Membangun dengan Hati Sang Anawim
Keesokan harinya, Romo Daniel keluar dari pastoran. Ia tidak lagi membawa rancangan atau proposal. Ia hanya membawa dirinya sendiri. Ia mendatangi para tetua desa, duduk bersama mereka, mendengarkan cerita mereka tentang angin, kayu, dan cara membangun yang telah teruji oleh waktu.
Ia mengumpulkan umat setelah misa hari Minggu. Dengan suara yang rendah dan jujur, ia mengakui kesalahannya, kesombongannya. “Saya datang ke sini untuk mengajar, tetapi ternyata saya yang harus belajar. Saya mohon maaf. Mari kita bangun kembali rumah Tuhan ini, bersama-sama.”
Sebuah keajaiban terjadi. Umat yang tadinya menjaga jarak, kini bergerak. Mereka membawa kayu dari hutan mereka, menyumbangkan bambu dari kebun mereka, membawa makanan untuk dimakan bersama. Para pria bekerja, para wanita memasak, anak-anak berlarian mengumpulkan paku yang berserakan. Tidak ada lagi “proyek Romo Daniel,” yang ada adalah “gereja kita.”
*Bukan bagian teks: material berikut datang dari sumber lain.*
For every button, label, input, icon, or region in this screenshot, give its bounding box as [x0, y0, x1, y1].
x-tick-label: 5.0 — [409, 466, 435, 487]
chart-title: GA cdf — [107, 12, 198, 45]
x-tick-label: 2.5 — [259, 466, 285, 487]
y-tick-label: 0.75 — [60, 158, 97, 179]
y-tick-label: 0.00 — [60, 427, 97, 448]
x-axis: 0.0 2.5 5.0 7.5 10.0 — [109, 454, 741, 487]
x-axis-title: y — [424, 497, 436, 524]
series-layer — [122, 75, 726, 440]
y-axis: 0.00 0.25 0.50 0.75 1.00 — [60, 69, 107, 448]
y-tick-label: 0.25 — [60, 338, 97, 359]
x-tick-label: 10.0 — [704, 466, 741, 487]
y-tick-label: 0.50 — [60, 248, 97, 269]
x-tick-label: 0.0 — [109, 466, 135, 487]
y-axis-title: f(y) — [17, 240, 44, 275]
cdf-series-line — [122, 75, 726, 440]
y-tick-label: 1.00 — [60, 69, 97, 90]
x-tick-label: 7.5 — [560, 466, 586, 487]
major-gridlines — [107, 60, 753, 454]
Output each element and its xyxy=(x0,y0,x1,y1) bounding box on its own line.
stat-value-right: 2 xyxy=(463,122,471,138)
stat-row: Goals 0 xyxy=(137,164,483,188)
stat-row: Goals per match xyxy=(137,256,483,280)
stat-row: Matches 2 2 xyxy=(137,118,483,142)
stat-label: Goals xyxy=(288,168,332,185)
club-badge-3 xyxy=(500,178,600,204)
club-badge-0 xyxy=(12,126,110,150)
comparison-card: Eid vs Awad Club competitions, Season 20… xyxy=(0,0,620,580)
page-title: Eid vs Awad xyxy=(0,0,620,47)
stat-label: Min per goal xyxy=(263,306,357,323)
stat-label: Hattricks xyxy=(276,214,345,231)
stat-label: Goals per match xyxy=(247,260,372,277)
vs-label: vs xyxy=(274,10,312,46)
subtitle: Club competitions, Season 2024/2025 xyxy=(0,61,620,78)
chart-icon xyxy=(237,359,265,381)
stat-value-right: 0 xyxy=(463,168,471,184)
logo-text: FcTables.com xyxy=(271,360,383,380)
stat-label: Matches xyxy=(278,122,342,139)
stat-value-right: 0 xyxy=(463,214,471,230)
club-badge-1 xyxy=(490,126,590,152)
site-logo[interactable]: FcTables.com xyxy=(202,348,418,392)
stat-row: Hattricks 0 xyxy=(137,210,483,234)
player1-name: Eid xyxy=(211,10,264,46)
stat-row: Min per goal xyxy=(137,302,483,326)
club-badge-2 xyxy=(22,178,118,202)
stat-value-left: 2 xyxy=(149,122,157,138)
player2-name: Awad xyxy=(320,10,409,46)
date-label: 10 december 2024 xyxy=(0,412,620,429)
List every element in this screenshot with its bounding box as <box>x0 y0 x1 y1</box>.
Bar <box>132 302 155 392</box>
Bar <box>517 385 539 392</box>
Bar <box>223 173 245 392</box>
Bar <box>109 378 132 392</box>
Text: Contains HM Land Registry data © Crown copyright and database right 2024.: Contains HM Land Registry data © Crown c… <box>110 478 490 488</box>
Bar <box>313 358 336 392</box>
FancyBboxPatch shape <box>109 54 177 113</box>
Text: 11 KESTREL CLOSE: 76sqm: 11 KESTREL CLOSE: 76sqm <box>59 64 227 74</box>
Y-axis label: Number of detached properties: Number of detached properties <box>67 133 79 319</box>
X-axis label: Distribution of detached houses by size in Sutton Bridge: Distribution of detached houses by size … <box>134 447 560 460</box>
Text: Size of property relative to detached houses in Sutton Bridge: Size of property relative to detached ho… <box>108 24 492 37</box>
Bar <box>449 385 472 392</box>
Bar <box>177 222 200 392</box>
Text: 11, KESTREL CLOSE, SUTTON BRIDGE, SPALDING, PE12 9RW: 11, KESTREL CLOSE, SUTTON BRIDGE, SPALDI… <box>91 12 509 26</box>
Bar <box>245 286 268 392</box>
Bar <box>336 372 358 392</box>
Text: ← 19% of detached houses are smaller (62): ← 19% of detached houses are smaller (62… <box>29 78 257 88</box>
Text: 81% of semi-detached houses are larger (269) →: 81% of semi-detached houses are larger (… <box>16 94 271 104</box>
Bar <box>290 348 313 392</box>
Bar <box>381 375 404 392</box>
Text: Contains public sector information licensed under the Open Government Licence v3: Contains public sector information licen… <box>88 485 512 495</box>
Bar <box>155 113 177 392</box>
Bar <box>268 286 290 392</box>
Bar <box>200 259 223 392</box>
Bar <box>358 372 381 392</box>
Gereja itu perlahan bangkit kembali. Atapnya mungkin tidak semodern rancangan Romo Daniel, tetapi kokoh, dibangun dengan keringat, doa, dan cinta. Selama proses itu, Romo Daniel menemukan sukacita yang belum pernah ia rasakan di paroki kotanya yang gemerlap. Sukacita bukan dari pencapaian, tetapi dari persekutuan. Bukan dari memimpin, tetapi dari berjalan bersama.
Ia mulai melihat Injil dengan mata baru. “Kabar Baik diwartakan kepada orang miskin.” Ia sadar, ia tidak diutus untuk “mengasihani” orang miskin, tetapi untuk menjadi miskin bersama mereka. Miskin dalam semangat, miskin dari ketergantungan pada diri sendiri, dan karena itu, kaya dalam Tuhan.
Romo Daniel tidak pernah lagi meminta untuk pindah. Lembah Sunyi, yang tadinya adalah tempat pembuangan, kini menjadi rumahnya. Ia menemukan bahwa dalam keheningan lembah itu, suara Tuhan terdengar jauh lebih jelas. Ia belajar bahwa hati yang terbuka, yang rela dilukai dan dikosongkan, adalah satu-satunya hati yang bisa dipenuhi oleh sukacita Injil sepenuhnya. Ia telah menemukan harta karun terbesarnya, bukan dalam gedung yang megah atau program yang sukses, tetapi dalam semangat Anawim—hati seorang miskin yang menemukan segalanya di dalam Allah.